Russia Today (RT)
Analysis #323 · July 15, 2026 · 2 min read
Politics
Iran Hit Three Countries. On RT, the Missiles Only Found 'US Targets.'
"Destroyed US HIMARS launchers – media"Jordan downed 3 missilesKuwait: 6 missiles, 33 dronesAl Jazeera named all three countriesOwner: Russian Government
👁Decoded
Overnight, Iran fired missiles and drones at Jordan, Bahrain and Kuwait. Jordan says it shot down three ballistic missiles; Kuwait says it intercepted six missiles and thirty-three drones; Bahrain spent the night under air-raid sirens. Arab governments lined up to condemn the attacks, naming all three countries. * Now try to find those countries on RT. From Moscow's state broadcaster this week: "Iranian drone strikes destroyed US HIMARS launchers in Kuwait – media." "Iran warns Gulf states against facilitating US attacks." On RT's map, Kuwait isn't a country of several million people that got shot at — it's a parking lot with American hardware on it. * Grammar tour, stop one: "destroyed." Past tense, declarative, done deal. The claim comes from Iran's Revolutionary Guard. Neither Washington nor Kuwait confirmed it, and CENTCOM denied the casualty claims that came with it.
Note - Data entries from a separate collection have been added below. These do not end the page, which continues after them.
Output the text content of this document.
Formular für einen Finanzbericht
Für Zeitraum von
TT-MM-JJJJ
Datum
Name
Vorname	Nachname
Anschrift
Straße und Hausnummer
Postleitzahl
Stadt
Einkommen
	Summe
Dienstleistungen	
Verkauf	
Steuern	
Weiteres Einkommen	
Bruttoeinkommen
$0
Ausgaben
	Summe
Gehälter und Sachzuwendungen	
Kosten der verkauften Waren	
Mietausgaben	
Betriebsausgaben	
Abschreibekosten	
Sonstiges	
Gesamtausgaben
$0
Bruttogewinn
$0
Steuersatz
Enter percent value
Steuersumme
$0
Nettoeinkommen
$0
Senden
RT's headline files it as history anyway. * Stop two: that little "– media" hanging off the end. Whose media? Iranian state media. "– media" is headline-speak for "a guy told us" — except the guy is the one who flew the drones. * Stop three: who gets which verb. When Gulf countries object to missiles crossing their skies, RT has Iran "warning" them "against facilitating US attacks." The people living under the flight path appear in the story exactly once — to be threatened again. * Al Jazeera — owned by Qatar, hardly a neutral bystander in this neighborhood — still managed the version with all the nouns in it when an earlier round of these strikes hit: "Iran attacks Bahrain, Kuwait, Jordan in retaliation for US strikes." It carries Tehran's "retaliation" logic too, sure. But three sovereign countries, named, in one headline. It can be done. * A missile that lands in Kuwait has landed in Kuwait. No amount of headline grammar relocates the crater.
“No amount of headline grammar relocates the crater.”